Читаем Награда и муки полностью

В каждой великой литературе есть писатель, составляющий отдельную Великую литературу: Шекспир — в Англии, Гёте — в Германии, Сервантес — в Испании, Петрарка и Данте — в Италии. В русской литературе высится вершина, никого не затмевающая, но сама по себе являющая отдельную Великую литературу, — Николай Васильевич Гоголь. Однако и в его творчестве есть книга книг, ни от кого и ни от чего не зависящая, — «Мертвые души». Книга эта не просто учебник и энциклопедия русского национального характера, но явление высочайшего художественного достижения, с которым, на мой взгляд, трудно сравниться даже и последующей блистательной русской литературе.

Говорено, что все мы выросли из гоголевской «Шинели». А «Старосветские помещики»? А «Тарас Бульба»? А «Вечера на хуторе близ Диканьки»? А «Петербургские повести»? А пьесы Гоголя? Из них разве никого и ничего не выросло? Да нет такого истинно русского человека, да и русского ли только… Таких талантов, кои не испытали бы на себе благотворного влияния гоголевской мысли, не омылись бы волшебной, животворящей музыкой его слова, не поражались бы непостижимой фантазии. О, эта вкрадчивая, непринужденная простота Гоголя, всякому глазу и сердцу вроде бы доступная, живая жизнь, как бы и не рукой и сердцем кудесника изваянная, но мимоходом зачерпнутая из бездонного кладезя мудрости и мимоходом же, непринужденно отданная читателю!

«Я иногда люблю сойти на минуту в сферу этой необыкновенно уединенной жизни, где ни одно желание не перелетает за частокол, окружающий небольшой дворик, за плетень сада, наполненного яблонями и сливами, за деревенские избы, его окружающие, пошатнувшиеся на сторону, осененные вербами, бузиною и грушами.
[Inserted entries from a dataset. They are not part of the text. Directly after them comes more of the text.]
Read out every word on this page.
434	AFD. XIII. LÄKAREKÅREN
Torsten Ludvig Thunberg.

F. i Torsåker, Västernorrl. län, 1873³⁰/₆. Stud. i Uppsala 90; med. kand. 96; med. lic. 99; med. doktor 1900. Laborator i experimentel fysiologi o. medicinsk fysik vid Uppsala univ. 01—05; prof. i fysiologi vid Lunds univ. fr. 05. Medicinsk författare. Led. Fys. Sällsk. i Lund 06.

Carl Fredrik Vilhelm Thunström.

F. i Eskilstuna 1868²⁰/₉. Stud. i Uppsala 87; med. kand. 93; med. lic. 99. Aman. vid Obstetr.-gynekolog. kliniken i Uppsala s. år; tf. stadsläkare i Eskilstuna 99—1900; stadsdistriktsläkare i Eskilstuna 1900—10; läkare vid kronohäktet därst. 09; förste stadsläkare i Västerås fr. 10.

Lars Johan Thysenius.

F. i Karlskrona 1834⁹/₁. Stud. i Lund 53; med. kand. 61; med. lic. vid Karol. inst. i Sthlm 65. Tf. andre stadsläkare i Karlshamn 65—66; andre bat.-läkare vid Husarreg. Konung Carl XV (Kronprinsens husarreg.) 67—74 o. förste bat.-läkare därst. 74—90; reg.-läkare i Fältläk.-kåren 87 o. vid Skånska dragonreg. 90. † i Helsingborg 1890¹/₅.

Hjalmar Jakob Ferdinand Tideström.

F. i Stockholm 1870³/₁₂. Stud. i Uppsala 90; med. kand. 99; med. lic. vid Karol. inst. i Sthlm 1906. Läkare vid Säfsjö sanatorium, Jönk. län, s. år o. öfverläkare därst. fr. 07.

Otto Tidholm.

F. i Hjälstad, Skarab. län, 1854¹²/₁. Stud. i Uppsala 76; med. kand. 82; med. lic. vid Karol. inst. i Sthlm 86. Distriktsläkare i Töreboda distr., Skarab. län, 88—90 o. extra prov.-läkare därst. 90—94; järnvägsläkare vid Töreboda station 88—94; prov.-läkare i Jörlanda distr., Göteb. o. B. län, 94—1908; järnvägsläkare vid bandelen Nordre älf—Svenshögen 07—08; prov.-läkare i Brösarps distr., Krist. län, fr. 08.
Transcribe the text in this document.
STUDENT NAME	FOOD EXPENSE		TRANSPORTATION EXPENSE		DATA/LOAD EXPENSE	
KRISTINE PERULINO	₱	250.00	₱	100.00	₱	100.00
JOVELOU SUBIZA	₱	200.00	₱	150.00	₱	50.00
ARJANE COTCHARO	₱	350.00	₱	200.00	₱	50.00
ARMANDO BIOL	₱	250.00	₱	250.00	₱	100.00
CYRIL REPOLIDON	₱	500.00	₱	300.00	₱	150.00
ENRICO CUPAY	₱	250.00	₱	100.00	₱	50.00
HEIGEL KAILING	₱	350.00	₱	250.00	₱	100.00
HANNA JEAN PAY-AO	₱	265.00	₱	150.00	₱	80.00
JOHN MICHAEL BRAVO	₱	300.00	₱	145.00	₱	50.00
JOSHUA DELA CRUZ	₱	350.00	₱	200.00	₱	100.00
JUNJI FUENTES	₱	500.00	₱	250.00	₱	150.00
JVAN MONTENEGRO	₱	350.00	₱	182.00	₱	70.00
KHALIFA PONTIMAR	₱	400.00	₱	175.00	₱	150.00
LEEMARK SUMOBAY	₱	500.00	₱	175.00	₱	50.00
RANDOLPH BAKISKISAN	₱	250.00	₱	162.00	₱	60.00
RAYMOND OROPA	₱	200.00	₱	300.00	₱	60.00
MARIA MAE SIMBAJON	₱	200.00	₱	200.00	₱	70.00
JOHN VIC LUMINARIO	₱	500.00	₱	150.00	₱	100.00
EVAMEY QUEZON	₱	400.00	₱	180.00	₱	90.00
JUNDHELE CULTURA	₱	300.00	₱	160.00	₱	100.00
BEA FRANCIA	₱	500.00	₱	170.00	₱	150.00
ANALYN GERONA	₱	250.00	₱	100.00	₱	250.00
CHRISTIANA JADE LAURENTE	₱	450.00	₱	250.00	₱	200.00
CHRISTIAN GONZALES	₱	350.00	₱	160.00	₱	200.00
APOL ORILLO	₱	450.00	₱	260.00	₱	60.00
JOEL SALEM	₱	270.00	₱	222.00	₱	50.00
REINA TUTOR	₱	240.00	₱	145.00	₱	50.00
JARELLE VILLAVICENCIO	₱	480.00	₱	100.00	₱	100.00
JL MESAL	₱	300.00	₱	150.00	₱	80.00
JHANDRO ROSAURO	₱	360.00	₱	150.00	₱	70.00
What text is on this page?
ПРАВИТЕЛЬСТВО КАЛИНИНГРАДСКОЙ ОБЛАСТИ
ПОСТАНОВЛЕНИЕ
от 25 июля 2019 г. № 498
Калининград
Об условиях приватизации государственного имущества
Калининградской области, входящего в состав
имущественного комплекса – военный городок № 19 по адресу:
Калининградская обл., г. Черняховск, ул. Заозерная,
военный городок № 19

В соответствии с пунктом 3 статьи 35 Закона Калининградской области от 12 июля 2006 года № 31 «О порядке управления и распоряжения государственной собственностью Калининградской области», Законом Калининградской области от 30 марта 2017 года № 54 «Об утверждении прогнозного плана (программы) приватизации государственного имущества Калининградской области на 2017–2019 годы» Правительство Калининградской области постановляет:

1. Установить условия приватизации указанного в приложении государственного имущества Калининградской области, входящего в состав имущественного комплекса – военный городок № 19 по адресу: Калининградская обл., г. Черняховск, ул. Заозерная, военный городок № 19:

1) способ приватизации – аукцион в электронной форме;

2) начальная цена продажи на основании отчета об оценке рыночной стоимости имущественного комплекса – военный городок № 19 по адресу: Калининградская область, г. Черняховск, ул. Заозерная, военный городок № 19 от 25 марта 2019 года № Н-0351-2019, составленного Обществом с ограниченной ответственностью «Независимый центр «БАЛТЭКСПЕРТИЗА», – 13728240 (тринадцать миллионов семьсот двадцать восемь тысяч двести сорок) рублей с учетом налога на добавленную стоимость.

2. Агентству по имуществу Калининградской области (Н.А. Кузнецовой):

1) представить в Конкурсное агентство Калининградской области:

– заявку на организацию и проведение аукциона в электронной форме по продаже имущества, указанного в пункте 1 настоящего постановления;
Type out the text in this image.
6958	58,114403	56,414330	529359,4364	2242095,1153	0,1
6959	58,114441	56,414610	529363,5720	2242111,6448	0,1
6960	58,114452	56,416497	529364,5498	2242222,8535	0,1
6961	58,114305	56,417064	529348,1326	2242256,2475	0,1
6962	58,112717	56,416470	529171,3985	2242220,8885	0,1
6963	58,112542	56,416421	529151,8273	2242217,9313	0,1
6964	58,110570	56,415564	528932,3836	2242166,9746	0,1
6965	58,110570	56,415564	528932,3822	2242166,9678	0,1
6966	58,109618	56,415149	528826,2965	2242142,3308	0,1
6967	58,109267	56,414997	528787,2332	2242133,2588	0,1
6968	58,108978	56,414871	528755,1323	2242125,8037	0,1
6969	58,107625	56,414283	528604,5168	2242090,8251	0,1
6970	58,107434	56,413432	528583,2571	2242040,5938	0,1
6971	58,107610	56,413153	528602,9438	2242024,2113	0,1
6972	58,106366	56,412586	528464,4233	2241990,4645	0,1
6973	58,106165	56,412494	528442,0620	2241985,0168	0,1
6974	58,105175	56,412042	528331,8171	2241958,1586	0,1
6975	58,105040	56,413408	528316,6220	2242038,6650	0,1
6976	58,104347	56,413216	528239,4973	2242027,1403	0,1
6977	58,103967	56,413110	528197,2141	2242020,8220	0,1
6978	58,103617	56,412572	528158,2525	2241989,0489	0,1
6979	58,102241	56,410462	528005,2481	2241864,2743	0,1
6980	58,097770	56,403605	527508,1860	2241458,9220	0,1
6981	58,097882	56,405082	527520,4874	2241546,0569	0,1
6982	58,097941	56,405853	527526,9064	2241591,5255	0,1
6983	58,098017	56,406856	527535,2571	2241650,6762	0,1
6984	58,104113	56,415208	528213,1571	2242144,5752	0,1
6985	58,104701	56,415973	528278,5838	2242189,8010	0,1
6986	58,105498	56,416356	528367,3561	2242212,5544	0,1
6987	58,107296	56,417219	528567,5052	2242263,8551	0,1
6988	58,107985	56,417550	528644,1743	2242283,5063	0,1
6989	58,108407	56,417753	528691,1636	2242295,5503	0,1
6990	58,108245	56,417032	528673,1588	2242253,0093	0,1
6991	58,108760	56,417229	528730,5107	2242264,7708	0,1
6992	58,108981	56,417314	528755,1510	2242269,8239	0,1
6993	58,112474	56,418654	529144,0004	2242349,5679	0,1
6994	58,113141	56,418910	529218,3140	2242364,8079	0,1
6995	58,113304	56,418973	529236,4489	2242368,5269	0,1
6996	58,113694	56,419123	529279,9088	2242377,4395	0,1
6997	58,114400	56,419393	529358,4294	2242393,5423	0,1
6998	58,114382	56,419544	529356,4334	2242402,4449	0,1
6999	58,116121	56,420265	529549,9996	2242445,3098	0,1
Жизнь их скромных владетелей так тиха, так тиха, что на минуту забываешься и думаешь, что страсти, желания и неспокойные порождения злого духа, возмущающие мир, вовсе не существуют, и ты их видел только в блестящем, сверкающем сновидении».

Не знаю, кто как, а я нынче читаю эти строки со щемящим чувством в сердце, с сожалением о чем-то навсегда утраченном, чем люди дорожить не умели, и только придя «ко краю», заболели ностальгией по такому вот тихому, несуетному гоголевскому миру, не орущему о счастье своем, не доказывающему на кулаках преимущества тех или иных демократий, по миру, жившему надеждою и молитвою о братстве и достижении мировой гармонии с помощью труда, но не всесметающего оружия и злобы, помутивших человеческий разум.

Большого труда стоит вспомнить после отрывка из «Старосветских помещиков» и согласиться с тем, что Гоголь — разящий и беспощадный сатирик. Это умозаключение как бы уравнивает его с современниками, густо возле литературы обретающимися сатириками и юмористами, мелкотравчатыми острословами, выжимающими смех всеми дозволенными и недозволенными средствами из доверчивых читателей, слушателей и телезрителей. Большой, конечно, озорник Николай Васильевич, редкостный балагур, непостижимый выдумщик. Но ирония его и смех его повсюду горьки, однако не надменны. Смеясь, Гоголь страдает. Обличая порок, он прежде всего в себе его обличает, в чем и признавался не раз, страдал и плакал, мечтая приблизиться к «идеалу». И дано ему было не только приблизиться к великим художественным открытиям, но и мучительно постигать истину бытия, величие и расхристанность человеческой морали.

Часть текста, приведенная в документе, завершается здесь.